Our leading differential included hyperammonemic encephalopathy, thiamine deficiency, B12 deficiency and d-Lactic acidosis.

We excluded d-Lactic acidosis become the symptoms were not episodic and the electrolyte panel did not have a moderately increased anion gap (usually around 18). A B12 level was normal, excluding that possibility.

The patient did have both hyperammonemia and thiamine deficiency. She also had several vitamin B deficiencies and low levels of copper, zinc and selenium.

After adequate replacement, her confusion eventually improved.

The problem of hyperammonemia is very dangerous. This paragraph from a recent article explains it well.

Patients presenting with hyperammonemic encephalopathy after Roux-en-Y gastric bypass surgery presented with overlapping clinical and laboratory findings. Common features included: (1) weight loss following successful Roux-en-Y gastric bypass for obesity; (2) hyperammonemic encephalopathy accompanied by elevated plasma glutamine levels; (3) absence of cirrhosis; (4) hypoalbuminemia; and (5) low plasma zinc levels. The mortality rate was 50%. Ninety-five percent of patients were women.

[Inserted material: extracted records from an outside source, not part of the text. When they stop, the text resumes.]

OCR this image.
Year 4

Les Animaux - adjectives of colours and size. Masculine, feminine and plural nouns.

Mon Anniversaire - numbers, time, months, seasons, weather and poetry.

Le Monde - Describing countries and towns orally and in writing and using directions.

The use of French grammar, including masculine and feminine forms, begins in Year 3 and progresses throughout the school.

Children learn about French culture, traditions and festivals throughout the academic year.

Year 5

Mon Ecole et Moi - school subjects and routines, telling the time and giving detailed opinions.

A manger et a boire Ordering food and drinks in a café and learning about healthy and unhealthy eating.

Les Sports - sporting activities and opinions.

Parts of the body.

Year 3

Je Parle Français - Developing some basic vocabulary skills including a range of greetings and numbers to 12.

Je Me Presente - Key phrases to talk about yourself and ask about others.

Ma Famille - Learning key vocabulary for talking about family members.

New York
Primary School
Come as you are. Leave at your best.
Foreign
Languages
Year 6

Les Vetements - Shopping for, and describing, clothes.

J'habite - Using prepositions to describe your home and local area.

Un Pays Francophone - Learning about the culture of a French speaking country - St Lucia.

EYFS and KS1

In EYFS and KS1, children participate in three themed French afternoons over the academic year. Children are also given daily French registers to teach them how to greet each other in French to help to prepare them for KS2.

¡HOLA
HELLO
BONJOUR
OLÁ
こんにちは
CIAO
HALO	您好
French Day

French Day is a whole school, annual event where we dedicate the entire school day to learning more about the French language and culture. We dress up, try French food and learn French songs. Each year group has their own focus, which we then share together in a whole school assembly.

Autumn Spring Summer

Likely the zinc deficiency is a major culprit here. Studies of the ornithine transcarbamylase cycle show that zinc is an important co-factor. Like to many patients with successful bypass surgery the patient presented was not taking supplementary vitamins with trace metals. Several companies make vitamins labeled as bariatric vitamins that have adequate trace metal supplementation.

The patient presented at our conference eventually did well after receiving supplementation that included zinc.